What is more important, vaccinating a wealthy 70-year-old who lives in a large house and is either retired or can work from home and is likely to be white, or a 40-year-old grocery store clerk who lives in a small apartment with others, who has to go to work on public transportation and who is likely to be African-American or Latino? To the extent that vaccinations are held for the elderly, they are delayed for front line workers and vice versa.

Answering these questions is difficult because of the complex tradeoffs they involve. Writing recently in the journal Science, the authors, Kate Barber and her colleagues, modeled different types of vaccine prioritization and concluded that vaccinating 20–49 year-olds minimized the cumulative incidence of the virus in the community but did nothing about death rates, while vaccinating the elderly (over 60) reduced death rates but didn’t necessarily reduce the incidence of the disease in the community.[1]

The race and age issue is complicated by the fact that the elderly population is much whiter than the younger population. The following graph from Pew looks at the age distribution in the United States by age. The most common age for whites is 58 years while the most common age for Hispanics is 11 years and for African Americans it is 27 years. Because the elderly have been given priority, it is not surprising that more whites have been vaccinated than Blacks.

Chart showing that older populations skew heavily white.

This does not mean that there are no equity issues. Are the white and Black elderly being vaccinated at the same rate? We cannot answer the question definitively because only two states, South Carolina and Washington, report data on vaccinations by both race and age. But in those states, we do find evidence of inequality. According to the Kaiser Family Foundation, in South Carolina, “37% of White adults ages 65 and older have received at least one dose as compared to 28% of Black adults ages 65 and older. In Washington State, 23% of all White adults 65 and older have received at least one dose of the vaccine, but only 16% of Black older adults and 19% of Hispanic older adults have been vaccinated.” However, according to one survey older African-Americans are more willing to get vaccinated than younger ones although suspicion and access problems remain.

According to a report by Rashawn Ray and his colleagues on the city of Detroit, where vaccine distrust has been shown to play a role in discouraging people from getting vaccinated, the role of community based, trusted messengers is essential.
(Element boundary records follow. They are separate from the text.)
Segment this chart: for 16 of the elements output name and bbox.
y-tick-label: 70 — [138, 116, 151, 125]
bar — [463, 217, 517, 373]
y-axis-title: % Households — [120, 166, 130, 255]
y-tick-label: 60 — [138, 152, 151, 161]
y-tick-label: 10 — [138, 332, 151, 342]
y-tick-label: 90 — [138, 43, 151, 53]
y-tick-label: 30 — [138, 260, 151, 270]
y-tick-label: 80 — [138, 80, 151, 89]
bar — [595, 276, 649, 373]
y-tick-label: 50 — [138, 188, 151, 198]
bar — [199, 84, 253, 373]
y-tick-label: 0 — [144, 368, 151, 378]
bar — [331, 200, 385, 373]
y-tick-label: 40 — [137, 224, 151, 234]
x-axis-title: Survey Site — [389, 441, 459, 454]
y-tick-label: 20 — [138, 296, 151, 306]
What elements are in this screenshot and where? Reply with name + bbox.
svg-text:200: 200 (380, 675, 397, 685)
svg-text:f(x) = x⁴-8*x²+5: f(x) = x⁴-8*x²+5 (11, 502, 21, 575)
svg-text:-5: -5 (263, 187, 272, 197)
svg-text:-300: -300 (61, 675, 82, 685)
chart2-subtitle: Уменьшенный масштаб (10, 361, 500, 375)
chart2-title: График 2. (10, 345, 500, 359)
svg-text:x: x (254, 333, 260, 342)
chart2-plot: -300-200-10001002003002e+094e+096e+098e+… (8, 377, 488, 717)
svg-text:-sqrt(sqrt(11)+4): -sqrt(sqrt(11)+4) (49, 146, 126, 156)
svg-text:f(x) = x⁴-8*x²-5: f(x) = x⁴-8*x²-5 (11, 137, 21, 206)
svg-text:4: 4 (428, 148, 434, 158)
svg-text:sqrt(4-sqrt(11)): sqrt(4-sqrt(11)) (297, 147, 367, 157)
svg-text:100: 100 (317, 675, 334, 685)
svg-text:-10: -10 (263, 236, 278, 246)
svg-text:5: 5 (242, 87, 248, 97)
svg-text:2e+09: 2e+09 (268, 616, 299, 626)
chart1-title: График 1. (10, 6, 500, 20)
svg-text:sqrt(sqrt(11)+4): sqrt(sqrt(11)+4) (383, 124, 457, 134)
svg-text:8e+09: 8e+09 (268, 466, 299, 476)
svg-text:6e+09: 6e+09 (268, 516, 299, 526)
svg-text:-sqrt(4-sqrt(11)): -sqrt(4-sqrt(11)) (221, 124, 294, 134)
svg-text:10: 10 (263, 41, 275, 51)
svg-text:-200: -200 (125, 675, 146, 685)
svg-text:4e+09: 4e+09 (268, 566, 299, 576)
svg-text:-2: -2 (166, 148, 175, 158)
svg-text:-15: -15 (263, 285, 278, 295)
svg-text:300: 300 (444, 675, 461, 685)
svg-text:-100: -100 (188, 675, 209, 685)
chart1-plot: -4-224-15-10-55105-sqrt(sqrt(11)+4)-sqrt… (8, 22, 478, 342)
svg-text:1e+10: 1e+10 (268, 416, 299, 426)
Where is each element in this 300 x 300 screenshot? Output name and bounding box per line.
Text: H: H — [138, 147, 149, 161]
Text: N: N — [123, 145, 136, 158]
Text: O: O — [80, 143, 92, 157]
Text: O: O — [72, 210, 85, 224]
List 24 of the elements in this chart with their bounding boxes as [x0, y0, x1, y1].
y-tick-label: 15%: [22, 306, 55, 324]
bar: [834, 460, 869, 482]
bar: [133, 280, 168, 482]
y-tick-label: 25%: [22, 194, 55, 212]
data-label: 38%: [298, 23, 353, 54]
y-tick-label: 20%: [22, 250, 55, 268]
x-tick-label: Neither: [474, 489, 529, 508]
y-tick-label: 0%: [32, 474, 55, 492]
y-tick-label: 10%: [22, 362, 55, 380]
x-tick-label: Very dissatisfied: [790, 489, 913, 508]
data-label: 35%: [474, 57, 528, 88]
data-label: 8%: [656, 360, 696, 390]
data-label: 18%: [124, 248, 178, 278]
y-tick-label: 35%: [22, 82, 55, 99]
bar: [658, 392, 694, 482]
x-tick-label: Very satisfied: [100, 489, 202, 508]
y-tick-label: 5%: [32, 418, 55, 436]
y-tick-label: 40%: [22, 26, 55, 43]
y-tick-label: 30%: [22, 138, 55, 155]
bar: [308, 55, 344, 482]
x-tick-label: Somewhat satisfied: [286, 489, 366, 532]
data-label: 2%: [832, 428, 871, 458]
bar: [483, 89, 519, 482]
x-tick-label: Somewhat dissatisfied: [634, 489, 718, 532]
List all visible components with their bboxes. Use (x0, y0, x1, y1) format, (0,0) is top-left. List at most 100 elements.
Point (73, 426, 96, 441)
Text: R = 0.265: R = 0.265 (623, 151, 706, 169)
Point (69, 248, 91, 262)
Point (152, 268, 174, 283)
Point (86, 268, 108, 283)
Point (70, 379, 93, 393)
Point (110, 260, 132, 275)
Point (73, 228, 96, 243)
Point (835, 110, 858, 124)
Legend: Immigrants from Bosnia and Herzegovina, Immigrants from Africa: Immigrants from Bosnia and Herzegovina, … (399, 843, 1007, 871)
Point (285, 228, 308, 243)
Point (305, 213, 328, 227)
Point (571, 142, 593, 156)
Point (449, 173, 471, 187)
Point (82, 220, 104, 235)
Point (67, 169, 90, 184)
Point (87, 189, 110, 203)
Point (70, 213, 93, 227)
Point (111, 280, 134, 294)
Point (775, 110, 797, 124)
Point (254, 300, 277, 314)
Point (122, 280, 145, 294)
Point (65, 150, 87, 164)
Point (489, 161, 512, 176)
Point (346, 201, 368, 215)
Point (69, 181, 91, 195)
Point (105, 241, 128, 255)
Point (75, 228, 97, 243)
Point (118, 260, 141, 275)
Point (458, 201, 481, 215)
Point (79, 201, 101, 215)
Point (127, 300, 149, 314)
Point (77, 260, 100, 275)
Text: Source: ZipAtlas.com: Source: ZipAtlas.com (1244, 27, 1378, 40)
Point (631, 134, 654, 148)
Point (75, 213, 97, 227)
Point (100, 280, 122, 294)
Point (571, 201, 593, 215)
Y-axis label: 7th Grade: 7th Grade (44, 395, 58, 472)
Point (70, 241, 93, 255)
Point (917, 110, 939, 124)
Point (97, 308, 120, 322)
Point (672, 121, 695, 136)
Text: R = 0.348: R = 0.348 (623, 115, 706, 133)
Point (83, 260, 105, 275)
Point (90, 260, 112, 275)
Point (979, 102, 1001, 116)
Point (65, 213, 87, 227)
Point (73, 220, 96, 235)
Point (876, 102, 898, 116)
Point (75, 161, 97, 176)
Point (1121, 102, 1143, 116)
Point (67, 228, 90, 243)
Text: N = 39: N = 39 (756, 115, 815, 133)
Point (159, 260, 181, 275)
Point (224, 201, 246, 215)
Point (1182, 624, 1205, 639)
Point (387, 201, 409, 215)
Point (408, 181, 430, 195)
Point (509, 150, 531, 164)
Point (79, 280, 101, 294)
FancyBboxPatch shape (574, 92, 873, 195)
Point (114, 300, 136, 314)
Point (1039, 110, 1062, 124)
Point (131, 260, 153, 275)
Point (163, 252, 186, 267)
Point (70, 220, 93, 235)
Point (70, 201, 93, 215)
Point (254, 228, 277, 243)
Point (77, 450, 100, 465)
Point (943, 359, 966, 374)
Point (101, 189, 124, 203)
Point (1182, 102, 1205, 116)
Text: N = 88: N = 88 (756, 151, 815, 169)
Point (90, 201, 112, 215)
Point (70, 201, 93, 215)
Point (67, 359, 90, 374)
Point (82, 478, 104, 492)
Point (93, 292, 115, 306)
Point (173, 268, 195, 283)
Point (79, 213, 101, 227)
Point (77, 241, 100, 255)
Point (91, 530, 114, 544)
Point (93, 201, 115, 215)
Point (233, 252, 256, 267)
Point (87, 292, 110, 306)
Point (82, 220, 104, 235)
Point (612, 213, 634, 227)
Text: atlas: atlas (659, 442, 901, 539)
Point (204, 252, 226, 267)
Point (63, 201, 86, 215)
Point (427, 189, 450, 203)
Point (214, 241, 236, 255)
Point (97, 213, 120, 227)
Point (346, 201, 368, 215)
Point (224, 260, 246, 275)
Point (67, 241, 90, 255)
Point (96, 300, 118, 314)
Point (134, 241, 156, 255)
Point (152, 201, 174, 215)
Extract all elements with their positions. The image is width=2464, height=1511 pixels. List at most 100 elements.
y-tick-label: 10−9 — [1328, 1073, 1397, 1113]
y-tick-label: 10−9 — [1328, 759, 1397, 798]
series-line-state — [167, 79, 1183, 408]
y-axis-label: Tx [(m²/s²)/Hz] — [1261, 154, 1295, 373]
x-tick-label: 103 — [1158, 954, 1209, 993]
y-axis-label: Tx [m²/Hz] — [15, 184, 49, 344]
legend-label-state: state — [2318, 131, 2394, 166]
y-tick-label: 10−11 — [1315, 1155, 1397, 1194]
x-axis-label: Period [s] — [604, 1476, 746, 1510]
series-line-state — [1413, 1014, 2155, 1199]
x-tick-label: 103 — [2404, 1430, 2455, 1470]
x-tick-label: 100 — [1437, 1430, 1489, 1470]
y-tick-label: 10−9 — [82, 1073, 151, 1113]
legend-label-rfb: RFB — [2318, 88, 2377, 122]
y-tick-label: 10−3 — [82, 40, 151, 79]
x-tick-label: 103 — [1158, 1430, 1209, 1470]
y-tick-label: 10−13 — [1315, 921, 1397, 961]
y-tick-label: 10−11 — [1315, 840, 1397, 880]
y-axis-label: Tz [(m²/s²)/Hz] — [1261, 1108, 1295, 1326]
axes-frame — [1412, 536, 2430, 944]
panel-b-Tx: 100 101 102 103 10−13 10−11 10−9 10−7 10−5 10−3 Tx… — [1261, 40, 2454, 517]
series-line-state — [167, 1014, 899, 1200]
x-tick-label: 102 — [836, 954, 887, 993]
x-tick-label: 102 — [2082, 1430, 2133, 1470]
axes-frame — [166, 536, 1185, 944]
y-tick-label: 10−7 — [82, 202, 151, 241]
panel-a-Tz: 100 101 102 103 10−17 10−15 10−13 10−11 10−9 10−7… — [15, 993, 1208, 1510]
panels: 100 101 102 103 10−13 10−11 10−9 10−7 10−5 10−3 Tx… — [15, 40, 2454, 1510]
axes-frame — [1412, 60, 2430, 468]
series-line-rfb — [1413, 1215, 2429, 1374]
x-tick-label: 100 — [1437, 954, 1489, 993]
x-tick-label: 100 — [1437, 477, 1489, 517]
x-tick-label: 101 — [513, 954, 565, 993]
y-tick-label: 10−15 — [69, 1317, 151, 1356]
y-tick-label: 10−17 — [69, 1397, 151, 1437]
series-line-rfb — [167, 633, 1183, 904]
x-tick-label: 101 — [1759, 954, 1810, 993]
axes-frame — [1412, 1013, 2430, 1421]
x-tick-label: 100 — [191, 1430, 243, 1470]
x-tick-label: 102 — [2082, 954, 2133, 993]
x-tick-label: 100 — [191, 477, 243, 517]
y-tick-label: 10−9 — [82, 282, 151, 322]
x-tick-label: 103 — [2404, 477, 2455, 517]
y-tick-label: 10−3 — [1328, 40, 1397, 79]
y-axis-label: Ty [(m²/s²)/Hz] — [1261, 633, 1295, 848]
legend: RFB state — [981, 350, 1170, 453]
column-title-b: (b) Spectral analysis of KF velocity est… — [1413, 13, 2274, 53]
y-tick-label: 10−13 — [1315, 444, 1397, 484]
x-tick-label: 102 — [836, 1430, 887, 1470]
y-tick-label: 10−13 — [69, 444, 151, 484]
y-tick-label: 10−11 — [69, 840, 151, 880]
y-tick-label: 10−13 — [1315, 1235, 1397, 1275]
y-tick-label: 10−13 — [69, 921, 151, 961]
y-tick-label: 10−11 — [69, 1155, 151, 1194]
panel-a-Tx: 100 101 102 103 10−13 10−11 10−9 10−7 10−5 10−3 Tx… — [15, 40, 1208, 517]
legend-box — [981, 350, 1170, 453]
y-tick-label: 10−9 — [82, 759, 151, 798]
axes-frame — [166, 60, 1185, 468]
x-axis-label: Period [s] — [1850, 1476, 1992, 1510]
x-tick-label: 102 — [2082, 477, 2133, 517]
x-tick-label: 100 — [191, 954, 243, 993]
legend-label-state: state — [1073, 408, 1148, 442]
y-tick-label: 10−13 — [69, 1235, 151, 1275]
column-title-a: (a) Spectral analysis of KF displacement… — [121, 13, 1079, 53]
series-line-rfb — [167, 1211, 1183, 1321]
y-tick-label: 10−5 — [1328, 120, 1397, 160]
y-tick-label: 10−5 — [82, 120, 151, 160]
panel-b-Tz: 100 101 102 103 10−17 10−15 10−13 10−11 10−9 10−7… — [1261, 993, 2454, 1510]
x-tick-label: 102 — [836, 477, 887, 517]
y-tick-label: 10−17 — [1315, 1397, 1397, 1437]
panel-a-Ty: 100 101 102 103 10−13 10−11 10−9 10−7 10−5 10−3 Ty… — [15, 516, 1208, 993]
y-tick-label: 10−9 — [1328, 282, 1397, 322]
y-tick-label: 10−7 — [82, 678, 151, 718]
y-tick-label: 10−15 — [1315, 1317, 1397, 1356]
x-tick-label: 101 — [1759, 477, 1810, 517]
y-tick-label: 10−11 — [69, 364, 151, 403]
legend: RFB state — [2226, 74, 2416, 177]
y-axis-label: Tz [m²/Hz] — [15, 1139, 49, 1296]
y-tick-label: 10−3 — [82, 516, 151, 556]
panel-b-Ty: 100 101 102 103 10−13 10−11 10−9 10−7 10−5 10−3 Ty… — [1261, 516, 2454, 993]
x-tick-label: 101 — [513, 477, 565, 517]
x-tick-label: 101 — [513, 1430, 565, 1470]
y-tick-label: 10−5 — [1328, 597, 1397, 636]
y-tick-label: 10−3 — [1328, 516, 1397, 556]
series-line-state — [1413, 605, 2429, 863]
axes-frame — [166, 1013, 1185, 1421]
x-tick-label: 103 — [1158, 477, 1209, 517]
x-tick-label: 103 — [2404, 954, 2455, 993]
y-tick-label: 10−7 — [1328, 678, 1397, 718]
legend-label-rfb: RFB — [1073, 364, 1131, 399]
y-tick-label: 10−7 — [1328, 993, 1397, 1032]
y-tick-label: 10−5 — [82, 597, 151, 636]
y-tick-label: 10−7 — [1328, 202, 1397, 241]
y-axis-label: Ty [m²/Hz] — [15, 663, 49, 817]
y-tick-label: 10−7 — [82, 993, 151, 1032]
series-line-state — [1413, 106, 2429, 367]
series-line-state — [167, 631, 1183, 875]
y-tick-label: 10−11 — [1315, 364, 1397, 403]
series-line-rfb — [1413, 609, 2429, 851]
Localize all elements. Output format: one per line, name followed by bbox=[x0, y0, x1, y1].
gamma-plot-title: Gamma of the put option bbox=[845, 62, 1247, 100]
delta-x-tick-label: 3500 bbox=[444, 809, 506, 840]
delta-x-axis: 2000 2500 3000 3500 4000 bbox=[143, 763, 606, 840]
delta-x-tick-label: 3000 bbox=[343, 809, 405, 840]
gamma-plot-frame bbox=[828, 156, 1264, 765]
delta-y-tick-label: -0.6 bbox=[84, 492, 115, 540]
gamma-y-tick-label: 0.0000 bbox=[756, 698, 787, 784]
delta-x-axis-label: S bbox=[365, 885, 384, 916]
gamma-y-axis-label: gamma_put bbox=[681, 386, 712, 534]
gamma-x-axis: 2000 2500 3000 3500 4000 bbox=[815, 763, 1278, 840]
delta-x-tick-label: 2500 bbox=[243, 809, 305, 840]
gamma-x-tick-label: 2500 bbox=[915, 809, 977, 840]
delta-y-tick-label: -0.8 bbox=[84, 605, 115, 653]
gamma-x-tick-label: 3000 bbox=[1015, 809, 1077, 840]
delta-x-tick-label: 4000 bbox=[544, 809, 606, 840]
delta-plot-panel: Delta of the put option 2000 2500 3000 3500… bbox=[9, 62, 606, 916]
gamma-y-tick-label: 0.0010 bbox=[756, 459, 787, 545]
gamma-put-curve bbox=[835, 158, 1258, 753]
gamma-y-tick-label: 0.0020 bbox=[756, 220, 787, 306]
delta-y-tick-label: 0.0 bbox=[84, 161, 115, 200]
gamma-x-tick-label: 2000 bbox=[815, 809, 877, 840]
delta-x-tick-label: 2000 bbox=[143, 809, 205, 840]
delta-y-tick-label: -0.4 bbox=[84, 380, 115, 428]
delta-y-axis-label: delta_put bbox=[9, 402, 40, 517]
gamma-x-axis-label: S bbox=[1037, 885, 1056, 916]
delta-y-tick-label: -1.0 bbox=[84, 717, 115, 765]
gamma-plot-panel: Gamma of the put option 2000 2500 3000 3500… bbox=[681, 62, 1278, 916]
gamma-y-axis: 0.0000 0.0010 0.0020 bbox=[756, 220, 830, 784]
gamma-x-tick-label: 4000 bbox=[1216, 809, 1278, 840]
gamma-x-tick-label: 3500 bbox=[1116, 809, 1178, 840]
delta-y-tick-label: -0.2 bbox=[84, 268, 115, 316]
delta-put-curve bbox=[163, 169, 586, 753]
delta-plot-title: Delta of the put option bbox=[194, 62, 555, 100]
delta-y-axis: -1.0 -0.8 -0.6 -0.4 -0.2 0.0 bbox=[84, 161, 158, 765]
Although there is little hard data on this topic, states are becoming increasingly sensitive to the racial and ethnic disparities in vaccination rates. Alabama, Nevada and Virginia are developing plans to deal with the problem. Others such as California, Ohio and Vermont have announced new vaccination sites in the hardest hit communities, which also tend to be communities of color. The District of Columbia and some counties in Maryland and New York have prioritized vaccine distribution to zip codes which have been hardest hit by the virus. Dallas, Texas tried this prioritization but was told by the state that they would not receive any more doses unless they reversed their decision. New Mexico developed a “social vulnerability index” component to their vaccine distribution. And New Hampshire and Rhode Island have set aside a percentage of their vaccines for places based on race.

As the amount of vaccine the federal government sends to the states increases during the next two months and supply shortages ease, expect the last mile problems and equity issues to take center-stage.


[1] Kate M. Bubar, Kyle Reinholt, Stephen M. Kissler, Marc Lipsitch, Sarah Cobey, Yonatan H. Grad, Dainel B. Larremore. Science, 26, February 2021, Vol 371, Issue 6532, pp. 916-921.